|On October 17, 2019, it officially became legal to not only smoke cannabis in Canada but also to eat it and apply it to your body. How does this new form of legalized cannabis consumption affect the workplace and OHS program? Answer: While it expands the scope of legalization, the addition of cannabis edibles, extracts and topicals to the list of legal products doesn’t change the basic employment rules that apply to smoked or vaped cannabis. Consider the following quiz (which reprises the scenario we used to illustrate the impact of legalized smoked/vaped cannabis).|
A supervisor spots 3 safety-sensitive workers eating a cannabis-laced chocolate bar in a company van during lunch break. Recognizing that they’ve been caught red-handed, the workers don’t bother with denials. But each offers up a different explanation:
- Bud reveals that he’s addicted to cannabis;
- Herb explains that he has a valid authorization from his doctor to use medical cannabis for cancer-related pain; and
- Mary Jane admits that she’s a recreational user (as opposed to an addict or medical user) but insists that she got the cannabis legally on the retail market.
Which, if any, of these workers can you fire for violating your policy banning workplace drug use?
Use of cannabis in the workplace is grounds for discipline up to and including termination regardless of how that cannabis is consumed and regardless of whether the product itself is legal.

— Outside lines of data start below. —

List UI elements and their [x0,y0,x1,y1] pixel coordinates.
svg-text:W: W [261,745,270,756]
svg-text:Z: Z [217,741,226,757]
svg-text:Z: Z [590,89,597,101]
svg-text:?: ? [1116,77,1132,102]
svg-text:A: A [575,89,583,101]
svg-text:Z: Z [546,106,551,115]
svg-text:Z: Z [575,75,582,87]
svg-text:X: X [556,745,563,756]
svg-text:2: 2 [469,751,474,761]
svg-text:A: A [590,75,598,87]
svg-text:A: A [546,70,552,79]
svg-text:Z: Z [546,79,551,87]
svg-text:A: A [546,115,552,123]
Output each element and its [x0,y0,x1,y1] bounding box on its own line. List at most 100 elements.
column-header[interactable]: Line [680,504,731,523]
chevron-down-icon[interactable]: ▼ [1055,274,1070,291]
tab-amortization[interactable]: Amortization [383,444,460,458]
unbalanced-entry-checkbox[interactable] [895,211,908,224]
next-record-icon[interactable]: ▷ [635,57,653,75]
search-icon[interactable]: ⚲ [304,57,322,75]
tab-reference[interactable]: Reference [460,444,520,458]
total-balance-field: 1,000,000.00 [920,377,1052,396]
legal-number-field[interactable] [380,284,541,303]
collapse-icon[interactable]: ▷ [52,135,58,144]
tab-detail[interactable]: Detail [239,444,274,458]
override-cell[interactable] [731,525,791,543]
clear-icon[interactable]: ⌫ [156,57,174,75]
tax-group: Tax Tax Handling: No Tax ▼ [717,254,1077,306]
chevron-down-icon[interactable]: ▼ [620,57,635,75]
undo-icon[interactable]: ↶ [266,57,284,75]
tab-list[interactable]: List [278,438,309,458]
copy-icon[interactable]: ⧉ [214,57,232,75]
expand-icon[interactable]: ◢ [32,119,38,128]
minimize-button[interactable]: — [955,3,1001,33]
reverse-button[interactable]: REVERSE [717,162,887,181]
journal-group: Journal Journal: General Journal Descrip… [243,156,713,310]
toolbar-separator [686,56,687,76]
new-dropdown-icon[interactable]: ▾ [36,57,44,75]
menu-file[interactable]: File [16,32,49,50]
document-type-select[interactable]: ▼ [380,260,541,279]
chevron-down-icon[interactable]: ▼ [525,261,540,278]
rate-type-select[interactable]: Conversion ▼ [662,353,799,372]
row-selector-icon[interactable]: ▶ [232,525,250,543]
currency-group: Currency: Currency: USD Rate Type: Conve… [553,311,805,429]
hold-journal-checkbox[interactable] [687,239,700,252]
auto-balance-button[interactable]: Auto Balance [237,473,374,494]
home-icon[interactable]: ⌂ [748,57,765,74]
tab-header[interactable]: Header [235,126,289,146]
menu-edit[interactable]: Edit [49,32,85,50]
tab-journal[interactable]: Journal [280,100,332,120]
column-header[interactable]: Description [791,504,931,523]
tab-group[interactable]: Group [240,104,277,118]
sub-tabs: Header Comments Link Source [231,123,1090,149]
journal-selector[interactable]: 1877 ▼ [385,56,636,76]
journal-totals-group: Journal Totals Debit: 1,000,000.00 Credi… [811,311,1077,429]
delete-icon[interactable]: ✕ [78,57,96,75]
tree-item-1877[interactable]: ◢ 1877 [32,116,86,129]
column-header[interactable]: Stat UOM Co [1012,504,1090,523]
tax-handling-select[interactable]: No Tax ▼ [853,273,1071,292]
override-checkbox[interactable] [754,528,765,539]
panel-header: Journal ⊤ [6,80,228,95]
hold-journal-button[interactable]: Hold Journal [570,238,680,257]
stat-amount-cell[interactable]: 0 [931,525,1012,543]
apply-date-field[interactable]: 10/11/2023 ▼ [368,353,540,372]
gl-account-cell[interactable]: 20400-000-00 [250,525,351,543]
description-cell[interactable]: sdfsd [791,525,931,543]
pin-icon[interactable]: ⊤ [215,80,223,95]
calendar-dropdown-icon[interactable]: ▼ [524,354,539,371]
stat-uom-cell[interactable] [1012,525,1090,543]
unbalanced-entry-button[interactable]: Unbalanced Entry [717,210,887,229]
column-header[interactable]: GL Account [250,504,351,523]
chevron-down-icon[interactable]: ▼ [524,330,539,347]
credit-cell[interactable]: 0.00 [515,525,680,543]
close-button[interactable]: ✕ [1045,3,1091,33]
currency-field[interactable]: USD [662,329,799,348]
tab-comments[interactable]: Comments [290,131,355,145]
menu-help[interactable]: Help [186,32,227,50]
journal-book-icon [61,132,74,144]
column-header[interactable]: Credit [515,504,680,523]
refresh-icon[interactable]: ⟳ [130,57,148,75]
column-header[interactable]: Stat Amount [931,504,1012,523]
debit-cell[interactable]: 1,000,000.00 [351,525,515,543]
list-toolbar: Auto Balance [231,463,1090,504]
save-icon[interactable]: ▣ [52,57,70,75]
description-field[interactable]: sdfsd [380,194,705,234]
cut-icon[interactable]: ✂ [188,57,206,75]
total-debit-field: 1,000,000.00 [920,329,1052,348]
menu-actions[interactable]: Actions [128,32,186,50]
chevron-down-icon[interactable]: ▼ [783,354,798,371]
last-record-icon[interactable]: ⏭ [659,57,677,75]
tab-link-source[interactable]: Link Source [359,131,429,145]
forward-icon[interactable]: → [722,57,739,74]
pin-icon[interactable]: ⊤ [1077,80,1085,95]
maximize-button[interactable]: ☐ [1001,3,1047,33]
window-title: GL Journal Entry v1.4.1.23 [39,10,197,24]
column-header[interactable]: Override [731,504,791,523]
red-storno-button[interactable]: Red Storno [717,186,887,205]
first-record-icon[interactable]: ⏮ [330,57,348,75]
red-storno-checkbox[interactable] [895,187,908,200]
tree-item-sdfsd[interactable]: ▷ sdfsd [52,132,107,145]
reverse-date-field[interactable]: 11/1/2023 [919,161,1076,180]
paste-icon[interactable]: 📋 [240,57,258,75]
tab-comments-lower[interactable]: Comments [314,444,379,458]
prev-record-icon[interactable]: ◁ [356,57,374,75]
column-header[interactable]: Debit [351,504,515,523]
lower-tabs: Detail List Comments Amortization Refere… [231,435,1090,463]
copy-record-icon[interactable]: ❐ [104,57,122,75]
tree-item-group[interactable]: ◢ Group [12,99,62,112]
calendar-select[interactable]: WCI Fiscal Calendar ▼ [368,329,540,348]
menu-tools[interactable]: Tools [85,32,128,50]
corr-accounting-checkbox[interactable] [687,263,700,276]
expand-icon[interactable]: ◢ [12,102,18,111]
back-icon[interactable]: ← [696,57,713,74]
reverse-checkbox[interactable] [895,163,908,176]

There are legal restrictions on disciplining workers for cannabis use. But none of these restrictions derive from the fact that the product is legal. Workplace use of or impairment by cannabis, whether legal or illegal, remains a serious offence worthy of discipline, especially if workers perform safety-sensitive jobs. It’s no different from alcohol. The fact that workers are legally allowed to consume alcohol doesn’t entitle them to drink and be drunk on the job. But discipline is subject to limits, as you’ll see as we go through each one of the workers in the scenario.
Bud, the Cannabis Addict
Human rights laws require employers to make accommodations for employees with disabilities. Addiction to drugs and alcohol is considered a disability under the law. But accommodations aren’t required if they’d impose undue hardship. And while the line between required accommodation and undue hardship is determined case-by-case, the clear consensus from court cases and guidelines from provincial human rights commissions is that permitting employees to use or be impaired while at work would create an unacceptable health and safety risk, especially if they’re safety-sensitive.
Herb, the Medical Cannabis User
The same disability analysis applies to Herb because cancer and most other illnesses, injuries and conditions for which cannabis is used as a medical treatment would constitute “disabilities” under the law. But while tolerating medical cannabis use or impairment away from work may be a required accommodation, tolerating it at work would be undue hardship if it would cause impairment and interfere with the performance of job duties. Of course, such impairment also creates health and safety hazards to the extent the employee is safety-sensitive.
Mary Jane, the Casual User of Legal Recreational Cannabis
Disability protections don’t apply to Mary Jane because she isn’t an addict and doesn’t use cannabis to treat a disability. She’s only a casual user and casual use is not a disability. The fact that she obtained the cannabis legally won’t shield her from discipline for violating a policy banning drug use in the workplace.
THE BOTTOM LINE
Using or being impaired by cannabis at work in violation of a clear anti-drug policy is justifiable under neither disability discrimination nor cannabis legalization laws. This is true regardless of how workers consume the cannabis—smoking, eating, etc.—and regardless of whether they have an addiction or the use the cannabis for authorized medical treatment.